Designing Parallel Ingestion Engines: Running Bulk Indexing Jobs with asyncio and Queueing

2022-09-18 10:00:00+00:00

Importing massive batches of records (such as migrating 100k customer accounts or bulk updating product stock databases) will choke synchronous scripts. If you process records sequentially, execution takes hours. However, launching thousands of concurrent API requests simultaneously will crash your server or saturate database connections.

Using asyncio queues, we build a producer-consumer worker pool to execute ingestion in parallel while throttling concurrency.

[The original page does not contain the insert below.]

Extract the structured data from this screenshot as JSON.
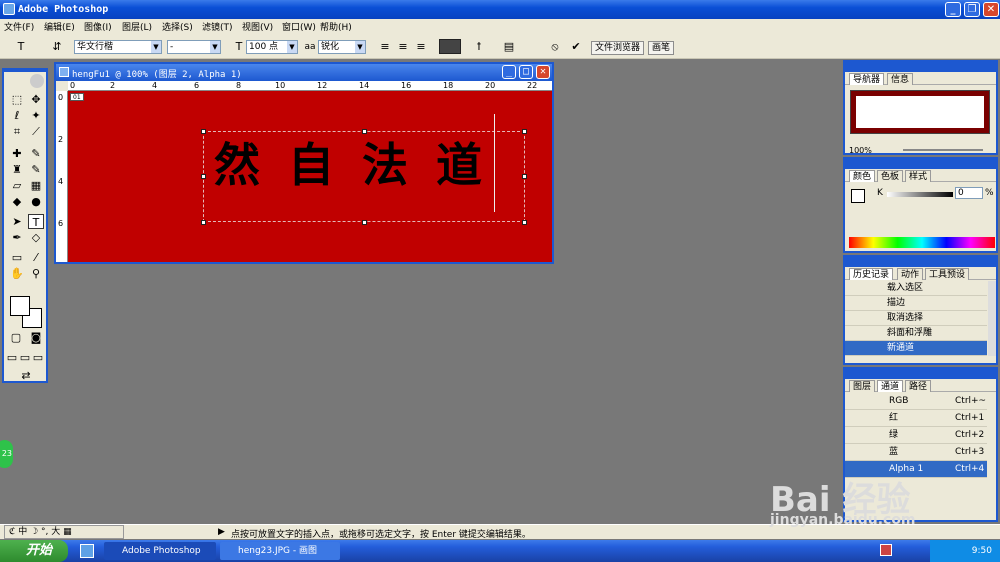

1. Structuring the Worker Pool

We instantiate an async queue, load the records (producer), and launch a limited number of consumer tasks (workers) that process jobs concurrently:

# Async Ingestion Worker Pool in Python
import asyncio

async def worker(queue):
    while True:
        # Fetch ingestion task from queue
        item = await queue.get()
        try:
            await process_item_ingestion(item)
        finally:
            queue.task_done()

async def run_bulk_ingestion(records, worker_count=10):
    queue = asyncio.Queue()
    # Populate the queue
    for r in records:
        await queue.put(r)
        
    # Start consumer tasks
    tasks = []
    for _ in range(worker_count):
        task = asyncio.create_task(worker(queue))
        tasks.append(task)
        
    await queue.join() # Wait for queue to empty
    for t in tasks:
        t.cancel() # Shut down workers

2. Concurrency Control

By adjusting worker_count, we control the maximum number of concurrent database operations, preventing lockups while utilizing full network bandwidth.